Tar is a very versatile backup program, and will allow you to do incremental backups and split volume backups.

If you're short on space you can also make it bzip2 the archive by simply adding the j option.

----------

## puke

Mondo Rescue allows you to build ISOs to image your linux box.

----------

## spacejock

Thanks for the reply.

From man zip:

-y     Store symbolic links as such in  the  zip  archive,

              instead   of   compressing  and  storing  the  file

              referred to by the link (UNIX only).

However, you're right about the file permissions.

I already use tar for incremental backups, and I use the z option (for gz) because it seems to be a lot faster than bz2 compression, even if the files are a bit bigger.

What I was getting at is that my system goes through a massive routine, re-creating several 1gb+ files, when most of the content is the same.  I do nightly incrementals, I was just looking for a way to cut out so much activity on my server.

In fact, I wrote a script which delves into the first level directory (e.g. var) and then backs up each subfolder tree to a separate file - this splits some of the very large files up and makes copying the files over the network a bit easier.  I guess another option would be do schedule the weekly backup of /var on Monday, /usr on Tuesday, etc.

Cheers

Simon

----------

## Janne Pikkarainen

You might also want to take a look at rsync.
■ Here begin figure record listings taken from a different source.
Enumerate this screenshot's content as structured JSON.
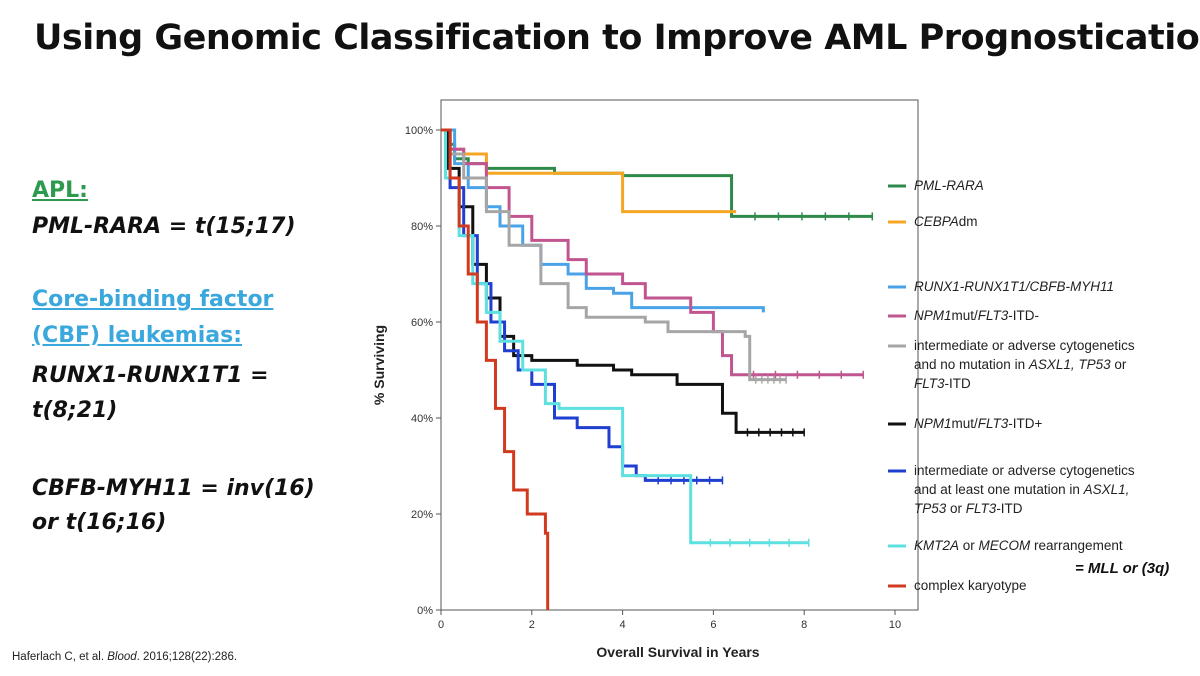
{
  "title": "Using Genomic Classification to Improve AML Prognostication",
  "left_panel": {
    "apl_heading": "APL:",
    "apl_line": "PML-RARA = t(15;17)",
    "cbf_heading_line1": "Core-binding factor",
    "cbf_heading_line2": "(CBF) leukemias:",
    "runx_line1": "RUNX1-RUNX1T1 =",
    "runx_line2": "t(8;21)",
    "cbfb_line1": "CBFB-MYH11 = inv(16)",
    "cbfb_line2": "or t(16;16)"
  },
  "citation": {
    "authors": "Haferlach C, et al. ",
    "journal": "Blood",
    "details": ". 2016;128(22):286."
  },
  "note": "= MLL or (3q)",
  "chart_data": {
    "type": "line",
    "xlabel": "Overall Survival in Years",
    "ylabel": "% Surviving",
    "xlim": [
      0,
      10
    ],
    "ylim": [
      0,
      100
    ],
    "x_ticks": [
      "0",
      "2",
      "4",
      "6",
      "8",
      "10"
    ],
    "y_ticks": [
      "0%",
      "20%",
      "40%",
      "60%",
      "80%",
      "100%"
    ],
    "legend_position": "right",
    "series": [
      {
        "name": "PML-RARA",
        "color": "#2e8a4a",
        "points": [
          [
            0,
            100
          ],
          [
            0.1,
            97
          ],
          [
            0.3,
            94
          ],
          [
            0.6,
            93
          ],
          [
            1.0,
            92
          ],
          [
            2.5,
            91
          ],
          [
            4.0,
            90.5
          ],
          [
            6.4,
            90.5
          ],
          [
            6.4,
            82
          ],
          [
            9.5,
            82
          ]
        ]
      },
      {
        "name": "CEBPAdm",
        "color": "#f5a623",
        "points": [
          [
            0,
            100
          ],
          [
            0.2,
            96
          ],
          [
            0.5,
            95
          ],
          [
            1.0,
            91
          ],
          [
            4.0,
            90
          ],
          [
            4.0,
            83
          ],
          [
            6.5,
            83
          ],
          [
            6.5,
            83
          ]
        ]
      },
      {
        "name": "RUNX1-RUNX1T1/CBFB-MYH11",
        "color": "#4aa3e8",
        "points": [
          [
            0,
            100
          ],
          [
            0.3,
            93
          ],
          [
            0.6,
            88
          ],
          [
            1.0,
            84
          ],
          [
            1.3,
            80
          ],
          [
            1.8,
            76
          ],
          [
            2.2,
            72
          ],
          [
            2.8,
            70
          ],
          [
            3.2,
            67
          ],
          [
            3.8,
            66
          ],
          [
            4.2,
            63
          ],
          [
            7.1,
            62
          ]
        ]
      },
      {
        "name": "NPM1mut/FLT3-ITD-",
        "color": "#c0558f",
        "points": [
          [
            0,
            100
          ],
          [
            0.2,
            96
          ],
          [
            0.5,
            93
          ],
          [
            1.0,
            88
          ],
          [
            1.5,
            82
          ],
          [
            2.0,
            77
          ],
          [
            2.8,
            73
          ],
          [
            3.2,
            70
          ],
          [
            4.0,
            68
          ],
          [
            4.5,
            65
          ],
          [
            5.5,
            62
          ],
          [
            6.0,
            58
          ],
          [
            6.2,
            53
          ],
          [
            6.4,
            49
          ],
          [
            9.3,
            49
          ]
        ]
      },
      {
        "name": "intermediate or adverse cytogenetics and no mutation in ASXL1, TP53 or FLT3-ITD",
        "color": "#a6a6a6",
        "points": [
          [
            0,
            100
          ],
          [
            0.2,
            95
          ],
          [
            0.5,
            90
          ],
          [
            1.0,
            83
          ],
          [
            1.5,
            76
          ],
          [
            2.2,
            68
          ],
          [
            2.8,
            63
          ],
          [
            3.2,
            61
          ],
          [
            4.5,
            60
          ],
          [
            5.0,
            58
          ],
          [
            6.7,
            57
          ],
          [
            6.8,
            48
          ],
          [
            7.6,
            48
          ]
        ]
      },
      {
        "name": "NPM1mut/FLT3-ITD+",
        "color": "#111111",
        "points": [
          [
            0,
            100
          ],
          [
            0.15,
            92
          ],
          [
            0.4,
            84
          ],
          [
            0.7,
            72
          ],
          [
            1.0,
            65
          ],
          [
            1.3,
            57
          ],
          [
            1.6,
            53
          ],
          [
            2.0,
            52
          ],
          [
            3.0,
            51
          ],
          [
            3.8,
            50
          ],
          [
            4.2,
            49
          ],
          [
            5.2,
            47
          ],
          [
            6.2,
            41
          ],
          [
            6.5,
            37
          ],
          [
            8.0,
            37
          ]
        ]
      },
      {
        "name": "intermediate or adverse cytogenetics and at least one mutation in ASXL1, TP53 or FLT3-ITD",
        "color": "#1f3fd1",
        "points": [
          [
            0,
            100
          ],
          [
            0.2,
            88
          ],
          [
            0.5,
            78
          ],
          [
            0.8,
            68
          ],
          [
            1.1,
            60
          ],
          [
            1.4,
            54
          ],
          [
            1.7,
            50
          ],
          [
            2.0,
            47
          ],
          [
            2.5,
            40
          ],
          [
            3.0,
            38
          ],
          [
            3.7,
            34
          ],
          [
            4.0,
            30
          ],
          [
            4.3,
            28
          ],
          [
            4.5,
            27
          ],
          [
            6.2,
            27
          ]
        ]
      },
      {
        "name": "KMT2A or MECOM rearrangement",
        "color": "#5ee0e0",
        "points": [
          [
            0,
            100
          ],
          [
            0.1,
            90
          ],
          [
            0.4,
            78
          ],
          [
            0.7,
            68
          ],
          [
            1.0,
            62
          ],
          [
            1.3,
            56
          ],
          [
            1.8,
            50
          ],
          [
            2.3,
            43
          ],
          [
            2.6,
            42
          ],
          [
            4.0,
            42
          ],
          [
            4.0,
            28
          ],
          [
            5.5,
            28
          ],
          [
            5.5,
            14
          ],
          [
            8.1,
            14
          ]
        ]
      },
      {
        "name": "complex karyotype",
        "color": "#d23a1f",
        "points": [
          [
            0,
            100
          ],
          [
            0.2,
            90
          ],
          [
            0.4,
            80
          ],
          [
            0.6,
            70
          ],
          [
            0.8,
            60
          ],
          [
            1.0,
            52
          ],
          [
            1.2,
            42
          ],
          [
            1.4,
            33
          ],
          [
            1.6,
            25
          ],
          [
            1.9,
            20
          ],
          [
            2.3,
            16
          ],
          [
            2.35,
            0
          ]
        ]
      }
    ]
  },
  "legend": [
    {
      "label_parts": [
        {
          "t": "PML-RARA",
          "i": true
        }
      ],
      "color": "#2e8a4a"
    },
    {
      "label_parts": [
        {
          "t": "CEBPA",
          "i": true
        },
        {
          "t": "dm",
          "i": false
        }
      ],
      "color": "#f5a623"
    },
    {
      "label_parts": [
        {
          "t": "RUNX1-RUNX1T1/CBFB-MYH11",
          "i": true
        }
      ],
      "color": "#4aa3e8"
    },
    {
      "label_parts": [
        {
          "t": "NPM1",
          "i": true
        },
        {
          "t": "mut/",
          "i": false
        },
        {
          "t": "FLT3",
          "i": true
        },
        {
          "t": "-ITD-",
          "i": false
        }
      ],
      "color": "#c0558f"
    },
    {
      "lines": [
        [
          {
            "t": "intermediate or adverse cytogenetics",
            "i": false
          }
        ],
        [
          {
            "t": "and no mutation in ",
            "i": false
          },
          {
            "t": "ASXL1, TP53",
            "i": true
          },
          {
            "t": " or",
            "i": false
          }
        ],
        [
          {
            "t": "FLT3",
            "i": true
          },
          {
            "t": "-ITD",
            "i": false
          }
        ]
      ],
      "color": "#a6a6a6"
    },
    {
      "label_parts": [
        {
          "t": "NPM1",
          "i": true
        },
        {
          "t": "mut/",
          "i": false
        },
        {
          "t": "FLT3",
          "i": true
        },
        {
          "t": "-ITD+",
          "i": false
        }
      ],
      "color": "#111111"
    },
    {
      "lines": [
        [
          {
            "t": "intermediate or adverse cytogenetics",
            "i": false
          }
        ],
        [
          {
            "t": "and at least one mutation in ",
            "i": false
          },
          {
            "t": "ASXL1,",
            "i": true
          }
        ],
        [
          {
            "t": "TP53",
            "i": true
          },
          {
            "t": " or ",
            "i": false
          },
          {
            "t": "FLT3",
            "i": true
          },
          {
            "t": "-ITD",
            "i": false
          }
        ]
      ],
      "color": "#1f3fd1"
    },
    {
      "label_parts": [
        {
          "t": "KMT2A",
          "i": true
        },
        {
          "t": " or ",
          "i": false
        },
        {
          "t": "MECOM",
          "i": true
        },
        {
          "t": " rearrangement",
          "i": false
        }
      ],
      "color": "#5ee0e0"
    },
    {
      "label_parts": [
        {
          "t": "complex karyotype",
          "i": false
        }
      ],
      "color": "#d23a1f"
    }
  ]
}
It transfers only the changed files and with some shell magic it's also possible to do incremental backups with it.

http://rsync.samba.org/examples.html

----------

## spacejock

"I also have an rsync command which duplicates important folders onto a second drive nightly, weekly, monthly,"

Actually, that should have said 'script', not 'command'.  But I'm using rsync, and it's good.  I wrote something similar for Windows recently, nowhere near as many features but it allow me to sync important folders onto my backup disks, based on file modification time.

Cheers

Simon

----------

## eelleemmeenntt

Hey I have two bash scripts that work differently for backup. One uses rsync and the other rdiff_backup. Feel free to use. I hope they help......

http://publish.uwo.ca/~nelkadri/

----------

## Kraymer

Hi there!

I was looking for something similar and don't want to stick to the tar-bzip2-solution. Looking in portage with '-s backup', I found rdiff-backup which looks quite interesting; although your data won't be compressed automatically.

Sebastian

----------

## blscreen

I use a rdiff-backup server in my small home network and it has saved me several times   :Smile: 

rdiff-backup mirrors your backup-data uncompressed. But if a file changes, rdiff-backup saves the new version together with the compressed differences between the versions, so you can restore files from the past.

The idea of not compressing the main mirror is that in case of a complete loss you can use the backup data as a readonly fileserver in seconds.

The drawback is that you need more space for the initial backup, but after that the backuptree wil grow slowly. I have a 12 GB backup partition for user data, and I can keep increments going back several months.

----------

## rzZzn

I use webmin

----------

## mazirian

I second blscreen's reccomendation of rdiff-backup, that's agreat package.

cpio is also a useful tool also.  From what i understand, it may have some advantages over tar if anything gets corrupted.  That may be bs, I don't know.

I just started using it to back up my home directory with the following:

 *Quote:*   

> 
> 
> find /home/bowman | cpio -o -Hnewc | bzip2 > perciplex-home-bowman-$(date +%F).cpio.bz2
> 
> 

 

----------